The CBI, Britain's most influential pro-business lobby group, was cautiously positive when I approached it for a comment. "Recent guidance has clarified a number of important areas, including the extent of liability through the supply chain, joint ventures, due diligence and corporate hospitality," its principal policy adviser Jim Bligh said.
"The Serious Fraud Office must take a common-sense approach to enforcement, ensuring it is reasonable and risk-based. And we want other countries to follow the UK's lead and take a firm stance against bribery and corruption to ensure there is a level-playing field internationally."
The experts claim the campaigners are getting a bit carried away, too. Boden wanted to see as little by way of guidance as possible, putting the pressure on corporate bosses to really ensure they change their culture rather than just fill in a tick-box compliance sheet.
"I understand what they're saying, waving this as a community chest get out of jail free card, but that isn't right," says Peter Cadman, head of regulation at City law firm Russell-Cooke LLP. British firms have taken the new legislation very seriously, he says.

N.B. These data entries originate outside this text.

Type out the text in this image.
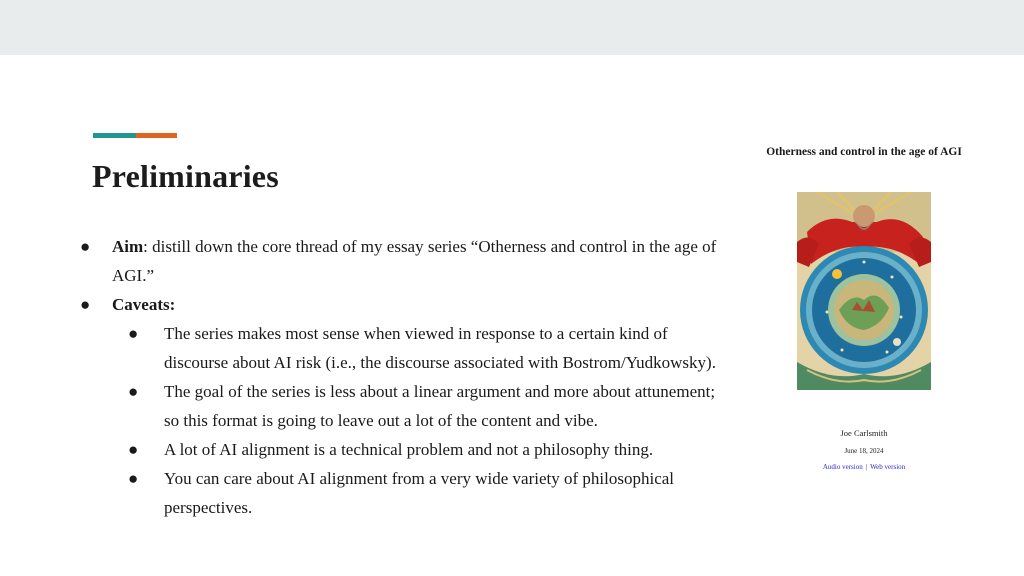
Preliminaries
● Aim: distill down the core thread of my essay series “Otherness and control in the age of AGI.”
● Caveats:
● The series makes most sense when viewed in response to a certain kind of discourse about AI risk (i.e., the discourse associated with Bostrom/Yudkowsky).
● The goal of the series is less about a linear argument and more about attunement; so this format is going to leave out a lot of the content and vibe.
● A lot of AI alignment is a technical problem and not a philosophy thing.
● You can care about AI alignment from a very wide variety of philosophical perspectives.
Otherness and control in the age of AGI
Joe Carlsmith
June 18, 2024
Audio version | Web version
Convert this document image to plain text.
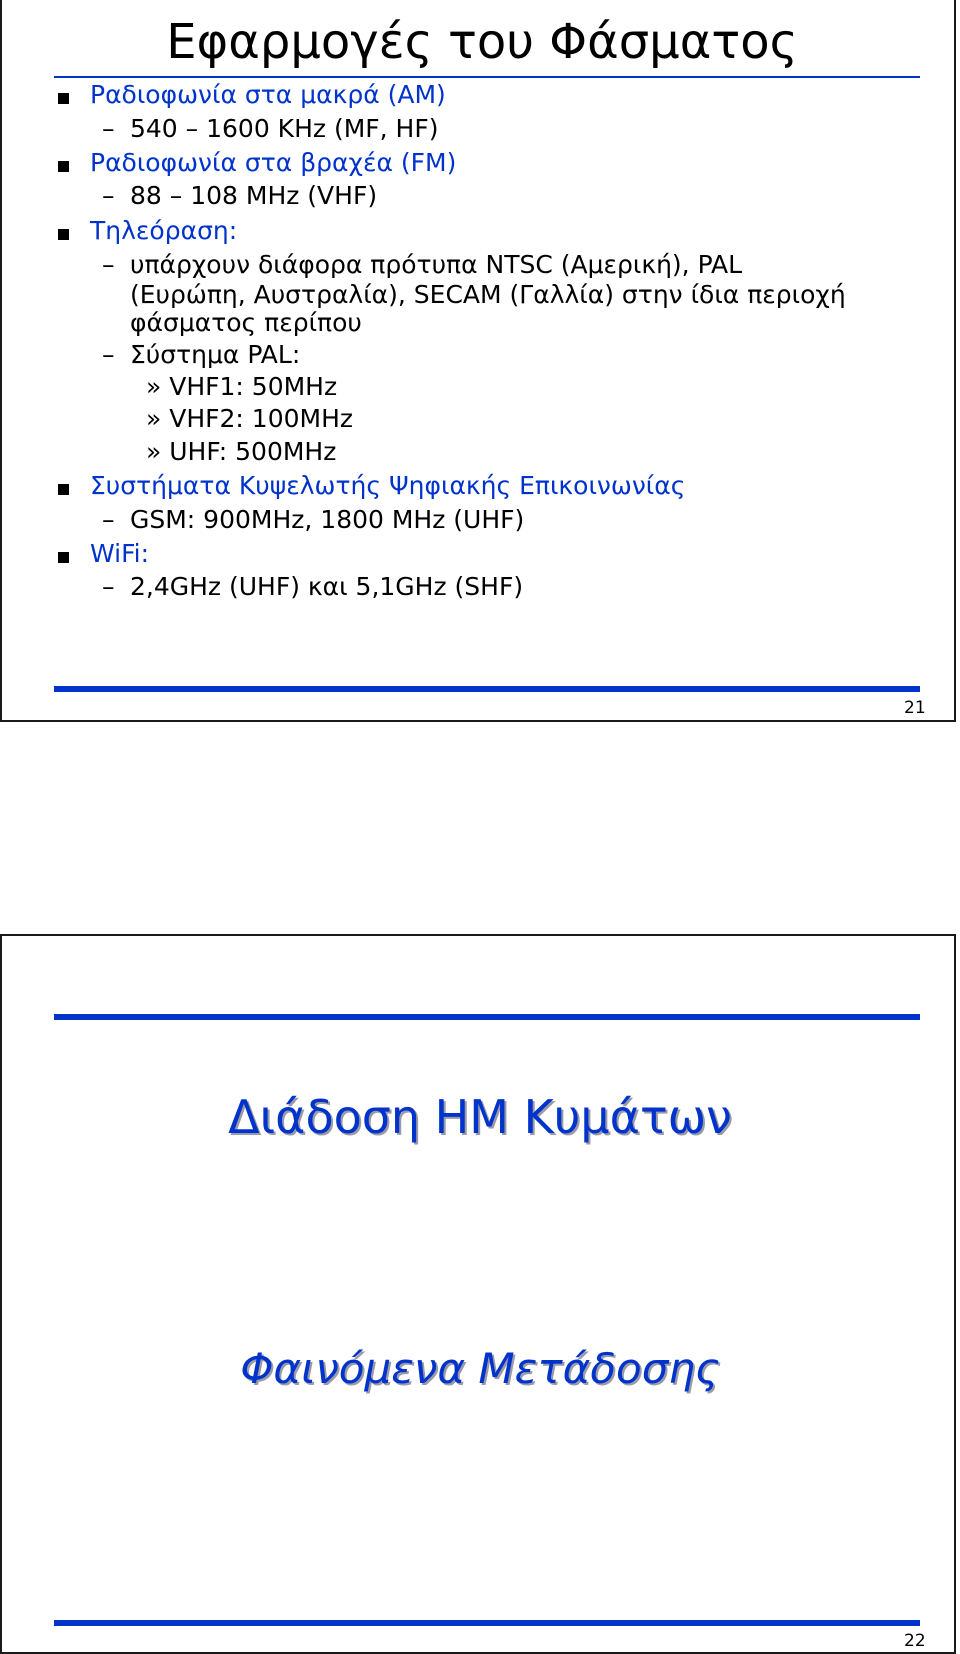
Εφαρμογές του Φάσματος
Ραδιοφωνία στα μακρά (AM)
– 540 – 1600 KHz (MF, HF)
Ραδιοφωνία στα βραχέα (FM)
– 88 – 108 MHz (VHF)
Τηλεόραση:
– υπάρχουν διάφορα πρότυπα NTSC (Αμερική), PAL
(Ευρώπη, Αυστραλία), SECAM (Γαλλία) στην ίδια περιοχή
φάσματος περίπου
– Σύστημα PAL:
» VHF1: 50MHz
» VHF2: 100MHz
» UHF: 500MHz
Συστήματα Κυψελωτής Ψηφιακής Επικοινωνίας
– GSM: 900MHz, 1800 MHz (UHF)
WiFi:
– 2,4GHz (UHF) και 5,1GHz (SHF)
21
Διάδοση ΗΜ Κυμάτων
Φαινόμενα Μετάδοσης
22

They've realised they need to update their processes and procedures to make sure they're complying. "This is a situation where if a company has done everything it should – done the risk assessment, given staff the training – why should it be responsible for the misconduct of a rogue employee?"
If there is a suspicion that a company is just paying "lip service" to the bill, "having the systems in place doesn't get you off the hook", Cadman adds. Proper investigation should be able to result in a conviction.
That, at least, is the theory. What is depressing campaigners now is the question of whether or not that's actually the case in reality.
"However," Bayley adds, "the Bribery Act is a step forward on what we had before because it makes clearer what the offence of bribery is. The critical thing is how keen the investigating and prosecuting authority, the SFO, is in implementing the law."
As has become clear in recent weeks, however, there are real question-marks over the vigour with which the SFO will pursue corrupt firms. It is not a lack of will from its chief, Richard Alderman, who has pledged to "broadly interpret" the bill, which is the problem, but rather uncertainty about its future as an institution, overall budget cuts of 25% and unresolved questions about the Tories' political commitment to tackling the issue.
The problem is these cases are very difficult: sophisticated white collar criminals are conducting deliberate, premeditated crimes, often involving large sums of money, Bayley says. Those perpetrating them get good professional advice about how to cover their backs, so serious investment is needed to bring forward a feasible case.
"Without the SFO being funded to do this work and without a clear steer from the attorney-general as to whether this is something the government sees as a priority, nothing will happen – whatever the law might say," Bayley warns.
That's why those who want Britain to clamp down on corrupt British firms are worried. They've waited for years for this day. Now it's here, this still feels like unfinished business.